The male athlete finished ahead of nearly 300 female competitors in three years of competition on the girls’ team. “This is a colossal win for women and girls across the country,” said Waggoner. “The Biden administration’s radical attempt to redefine sex not only tossed fairness, safety, and privacy for female students out the window, it also threatened free speech and parental rights. With this ruling, the federal court in Kentucky rejected the entire Biden rule and the administration’s illegal actions.” Tennessee Attorney General Jonathan Skrmetti praised the ruling on X writing, “The court’s order is a resounding victory for the protection of girls’ privacy in locker rooms and showers, and for the freedom to speak biologically- accurate pronouns.” Virginia Attorney General Jason Miyares followed suit. “I’m proud to have successfully defended Title IX from the federal government’s power grab that threatened to upend half a century of landmark protections for women and punish States for following their own laws,” he said in a statement.

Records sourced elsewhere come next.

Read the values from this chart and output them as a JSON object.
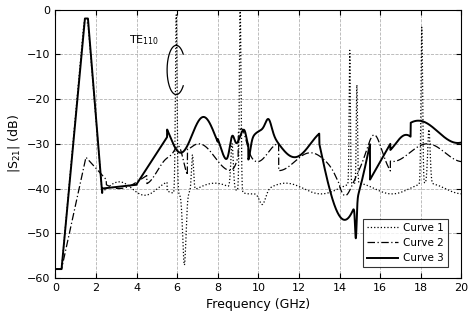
{
  "title": "",
  "xlabel": "Frequency (GHz)",
  "ylabel": "|S$_{21}$| (dB)",
  "xlim": [
    0,
    20
  ],
  "ylim": [
    -60,
    0
  ],
  "xticks": [
    0,
    2,
    4,
    6,
    8,
    10,
    12,
    14,
    16,
    18,
    20
  ],
  "yticks": [
    0,
    -10,
    -20,
    -30,
    -40,
    -50,
    -60
  ],
  "grid_color": "#aaaaaa",
  "annotation_text": "TE$_{110}$",
  "curve1_color": "black",
  "curve2_color": "black",
  "curve3_color": "black",
  "legend_labels": [
    "Curve 1",
    "Curve 2",
    "Curve 3"
  ],
  "background_color": "white"
}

Attorneys with the Independent Women’s Law Centre also helped bring a lawsuit against the Biden administration and are celebrating the court’s decision. Inez Stepman, senior policy and legal analyst at Independent Women, said, “Federal Courts have now unequivocally laid down the law: the Biden Administration’s bureaucrats are not allowed to invent a new meaning for the word sex in Title IX. Both under Presidents Biden and, previously, Obama, Democrats have tried to slip gender ideology into Title IX’s protections for women. This unpopular game has finally been smacked down decisively in this decision. Sex means sex, not gender identity.” Former collegiate swimmer and women’s rights activist, Riley Gaines, also celebrated the decision writing on X, “Huge win for girls and women everywhere… commonsense is slowly returning.” Gaines along with 15 other athletes have taken the NCAA to court for the “pain and suffering, mental and emotional distress, expense costs and other damages” because the athletic association reportedly violated Title IX when they allowed trans athlete Lia Thomas to compete as a woman for the University of Pennsylvania. “We will win that one too,” she wrote on X.